Maybe this is meant to be symbolic of their psychological ages, but … it also just felt like weird casting. Also, when we first see Angela, she’s wearing trashy clothes, but it’s super unclear if she’s meant to be sexy and fashionable, or if this is a punchline. It’s indicative of the hard-to-pin-down vibe of the whole movie, where it’s unclear just how much of this is intended as satire.
Anyhow, Wei has a tough time fitting in at school. Angela and her two best Mean Girls pals, an Anya Taylor-Joy-ish gal named Eve (Eden Hart) and a more sympathetic young woman of Tongan descent, Jasmine (Sepi To’a), do a good job of alienating the newcomer from day one. Her professor, a walking red flag played to great scuzzy effect by Jared Turner, quickly recognizes her genius, and once he spies her notebooks (actually her father’s notebooks) he sees an on-ramp to fortune.

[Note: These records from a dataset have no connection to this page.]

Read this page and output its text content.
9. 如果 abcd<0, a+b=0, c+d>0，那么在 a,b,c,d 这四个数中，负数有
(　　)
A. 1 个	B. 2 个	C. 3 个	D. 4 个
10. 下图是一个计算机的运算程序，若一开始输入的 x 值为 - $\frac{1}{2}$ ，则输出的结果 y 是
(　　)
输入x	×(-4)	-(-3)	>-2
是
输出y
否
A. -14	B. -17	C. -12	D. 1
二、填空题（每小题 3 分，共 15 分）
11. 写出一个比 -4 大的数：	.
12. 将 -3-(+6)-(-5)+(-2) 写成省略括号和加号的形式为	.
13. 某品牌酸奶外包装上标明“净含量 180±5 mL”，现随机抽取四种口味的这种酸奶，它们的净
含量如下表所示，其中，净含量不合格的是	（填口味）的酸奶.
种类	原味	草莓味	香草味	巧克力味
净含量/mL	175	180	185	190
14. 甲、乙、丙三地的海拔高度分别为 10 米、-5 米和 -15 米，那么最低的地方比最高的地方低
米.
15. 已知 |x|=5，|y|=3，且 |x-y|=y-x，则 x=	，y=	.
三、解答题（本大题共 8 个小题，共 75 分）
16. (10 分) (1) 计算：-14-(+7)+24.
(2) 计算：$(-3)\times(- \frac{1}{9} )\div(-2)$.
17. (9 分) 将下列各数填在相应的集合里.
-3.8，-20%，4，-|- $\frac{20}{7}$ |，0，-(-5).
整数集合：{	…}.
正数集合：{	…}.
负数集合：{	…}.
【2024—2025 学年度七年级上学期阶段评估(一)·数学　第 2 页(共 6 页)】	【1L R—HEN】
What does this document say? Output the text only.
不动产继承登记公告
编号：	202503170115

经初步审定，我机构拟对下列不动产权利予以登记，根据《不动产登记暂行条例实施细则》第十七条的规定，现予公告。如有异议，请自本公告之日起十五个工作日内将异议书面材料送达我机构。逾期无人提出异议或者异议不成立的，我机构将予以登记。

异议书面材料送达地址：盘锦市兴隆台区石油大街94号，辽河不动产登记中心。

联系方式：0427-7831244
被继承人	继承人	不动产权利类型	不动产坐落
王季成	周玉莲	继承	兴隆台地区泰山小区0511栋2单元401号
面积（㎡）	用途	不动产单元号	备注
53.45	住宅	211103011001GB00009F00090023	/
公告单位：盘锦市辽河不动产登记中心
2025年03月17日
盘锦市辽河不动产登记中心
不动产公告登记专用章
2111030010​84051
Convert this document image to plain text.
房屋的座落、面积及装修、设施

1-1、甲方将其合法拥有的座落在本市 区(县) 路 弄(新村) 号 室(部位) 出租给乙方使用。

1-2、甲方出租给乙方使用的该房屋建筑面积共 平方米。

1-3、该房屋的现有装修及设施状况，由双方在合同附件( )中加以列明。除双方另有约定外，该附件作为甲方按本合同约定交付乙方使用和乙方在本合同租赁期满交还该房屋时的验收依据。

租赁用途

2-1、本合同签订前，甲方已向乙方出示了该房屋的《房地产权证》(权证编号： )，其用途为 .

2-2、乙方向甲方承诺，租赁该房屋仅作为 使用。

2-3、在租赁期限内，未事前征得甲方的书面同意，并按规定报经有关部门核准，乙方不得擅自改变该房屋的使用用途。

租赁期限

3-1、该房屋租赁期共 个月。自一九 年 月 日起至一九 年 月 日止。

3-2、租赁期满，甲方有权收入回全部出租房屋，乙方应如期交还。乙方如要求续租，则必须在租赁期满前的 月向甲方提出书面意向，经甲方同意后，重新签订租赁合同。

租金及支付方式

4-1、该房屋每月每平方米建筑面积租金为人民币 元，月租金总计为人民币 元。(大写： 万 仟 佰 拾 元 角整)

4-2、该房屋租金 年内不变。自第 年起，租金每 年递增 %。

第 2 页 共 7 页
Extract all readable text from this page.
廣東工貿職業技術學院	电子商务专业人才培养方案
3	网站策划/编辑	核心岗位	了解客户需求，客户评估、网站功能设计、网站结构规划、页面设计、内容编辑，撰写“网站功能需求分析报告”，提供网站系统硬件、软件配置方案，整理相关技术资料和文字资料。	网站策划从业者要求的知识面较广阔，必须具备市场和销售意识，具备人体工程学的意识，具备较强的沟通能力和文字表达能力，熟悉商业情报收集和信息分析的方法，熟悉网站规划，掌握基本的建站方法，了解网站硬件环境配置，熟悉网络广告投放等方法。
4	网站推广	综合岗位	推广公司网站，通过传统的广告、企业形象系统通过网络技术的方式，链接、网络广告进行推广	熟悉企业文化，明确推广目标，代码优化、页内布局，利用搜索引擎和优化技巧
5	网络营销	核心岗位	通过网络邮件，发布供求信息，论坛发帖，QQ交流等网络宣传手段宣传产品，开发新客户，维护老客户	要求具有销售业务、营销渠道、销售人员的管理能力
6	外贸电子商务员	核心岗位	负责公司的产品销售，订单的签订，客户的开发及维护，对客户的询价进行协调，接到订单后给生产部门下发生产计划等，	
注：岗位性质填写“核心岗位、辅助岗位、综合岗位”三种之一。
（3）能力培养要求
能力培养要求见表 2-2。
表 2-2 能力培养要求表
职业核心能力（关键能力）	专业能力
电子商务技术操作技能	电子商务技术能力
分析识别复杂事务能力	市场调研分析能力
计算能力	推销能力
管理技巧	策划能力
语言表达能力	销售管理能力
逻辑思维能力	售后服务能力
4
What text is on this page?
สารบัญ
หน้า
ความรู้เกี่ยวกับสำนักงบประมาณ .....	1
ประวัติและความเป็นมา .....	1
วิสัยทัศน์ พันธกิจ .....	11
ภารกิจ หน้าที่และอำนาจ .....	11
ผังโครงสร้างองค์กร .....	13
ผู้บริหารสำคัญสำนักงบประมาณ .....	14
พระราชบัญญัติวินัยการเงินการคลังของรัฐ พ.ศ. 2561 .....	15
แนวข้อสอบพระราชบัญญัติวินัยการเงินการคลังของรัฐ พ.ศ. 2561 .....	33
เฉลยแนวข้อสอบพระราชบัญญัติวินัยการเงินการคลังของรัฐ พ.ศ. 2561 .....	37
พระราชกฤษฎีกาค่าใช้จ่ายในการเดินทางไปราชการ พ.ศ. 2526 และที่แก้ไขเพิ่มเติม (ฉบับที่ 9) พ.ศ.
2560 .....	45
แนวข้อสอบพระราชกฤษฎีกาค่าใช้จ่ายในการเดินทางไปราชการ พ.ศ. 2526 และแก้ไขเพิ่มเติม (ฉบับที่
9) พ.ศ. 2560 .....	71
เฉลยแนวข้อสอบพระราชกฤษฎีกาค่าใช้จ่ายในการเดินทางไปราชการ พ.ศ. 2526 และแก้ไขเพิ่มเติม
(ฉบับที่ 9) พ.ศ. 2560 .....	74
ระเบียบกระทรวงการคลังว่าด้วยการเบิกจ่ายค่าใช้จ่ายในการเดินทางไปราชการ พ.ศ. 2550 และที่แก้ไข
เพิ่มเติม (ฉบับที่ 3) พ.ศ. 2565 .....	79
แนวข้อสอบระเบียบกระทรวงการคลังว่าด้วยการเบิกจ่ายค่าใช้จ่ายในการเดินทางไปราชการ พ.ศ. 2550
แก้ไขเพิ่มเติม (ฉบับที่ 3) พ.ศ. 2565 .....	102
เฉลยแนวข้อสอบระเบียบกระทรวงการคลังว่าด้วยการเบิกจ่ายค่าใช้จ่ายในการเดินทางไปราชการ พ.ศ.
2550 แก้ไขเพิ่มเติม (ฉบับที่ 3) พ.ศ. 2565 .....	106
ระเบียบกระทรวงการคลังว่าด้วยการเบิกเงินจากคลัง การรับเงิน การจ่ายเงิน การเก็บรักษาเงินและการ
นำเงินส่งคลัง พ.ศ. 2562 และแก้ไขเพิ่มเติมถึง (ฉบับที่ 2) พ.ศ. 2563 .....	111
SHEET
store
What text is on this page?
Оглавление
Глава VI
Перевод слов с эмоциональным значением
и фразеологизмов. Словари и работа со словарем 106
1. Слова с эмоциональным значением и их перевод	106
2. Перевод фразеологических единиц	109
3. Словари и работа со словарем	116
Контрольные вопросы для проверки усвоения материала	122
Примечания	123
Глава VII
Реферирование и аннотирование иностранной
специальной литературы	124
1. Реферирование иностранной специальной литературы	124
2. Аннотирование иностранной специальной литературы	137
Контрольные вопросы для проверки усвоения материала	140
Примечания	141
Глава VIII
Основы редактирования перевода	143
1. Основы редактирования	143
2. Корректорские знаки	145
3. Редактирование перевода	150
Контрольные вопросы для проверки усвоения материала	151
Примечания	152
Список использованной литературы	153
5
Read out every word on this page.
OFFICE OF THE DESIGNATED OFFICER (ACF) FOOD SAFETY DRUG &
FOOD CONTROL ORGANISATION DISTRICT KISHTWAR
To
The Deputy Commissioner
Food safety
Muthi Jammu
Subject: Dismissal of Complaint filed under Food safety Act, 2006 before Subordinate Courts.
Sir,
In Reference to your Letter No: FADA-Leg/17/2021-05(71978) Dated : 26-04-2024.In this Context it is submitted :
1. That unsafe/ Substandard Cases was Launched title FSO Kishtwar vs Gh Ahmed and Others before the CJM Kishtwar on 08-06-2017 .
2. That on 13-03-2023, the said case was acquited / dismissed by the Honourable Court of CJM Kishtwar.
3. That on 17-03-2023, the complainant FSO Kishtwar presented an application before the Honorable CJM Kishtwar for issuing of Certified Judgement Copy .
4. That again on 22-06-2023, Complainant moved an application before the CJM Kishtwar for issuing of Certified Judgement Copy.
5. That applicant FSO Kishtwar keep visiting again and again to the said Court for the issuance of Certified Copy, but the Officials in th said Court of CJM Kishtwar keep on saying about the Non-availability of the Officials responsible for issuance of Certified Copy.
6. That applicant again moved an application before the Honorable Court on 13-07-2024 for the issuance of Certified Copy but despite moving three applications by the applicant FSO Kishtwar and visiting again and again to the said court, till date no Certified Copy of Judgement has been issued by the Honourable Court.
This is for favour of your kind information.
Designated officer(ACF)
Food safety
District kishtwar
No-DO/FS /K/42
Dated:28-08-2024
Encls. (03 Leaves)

What’s annoying is that we never really know what this magical flesh-growing process actually is. A little bit of techno babble would have gone a long way. But we do get many close-ups of gross looking hunks of brisket that writhe around in the lab and are eventually shaved off the human body. Wei, doing her best to become friends with the three girls, invites them for a traditional yum cha of char siu, which is crispy, roasted cuts of pork that, given the context of the film, are particularly nasty. (I’m sure, however, it’s delicious.) The three are skeeved out, and Wei walks home all sad.
Eventually, things go awry, and that’s when the body count grows. Wei, needing to get herself out of a jam, has to carefully cut a face or two off and apply them over her own. This leads to some comedy (new flesh does not mean a new voice) and also moments of horror film triumph when these cosmetic adjustments begin to peel off. The bloody conclusion pays direct homage to Takashi Miike’s Audition and its most famous shot.
As with recent, terrific movies like The Substance and A Different Man, there is an underlying message here about how the pressure to pursue beauty can cause people to take, um, drastic measures. Grafted doesn’t really do anything with it other than to say “wow, would you look at this!” but it is still somewhat compelling. There’s also wasted potential in the underdevelopment of exploring the Chinese expat community in New Zealand. While the hard numbers of that group are small, it still represents about 5.5% of the population. This is, however, a very low budget movie, with few speaking parts and a limited number of locations.
Still, there are some smart flourishes. That Aunt Ling is also in the beauty supply biz (and her home face creams foreshadow future nauseating images) is a smart touch.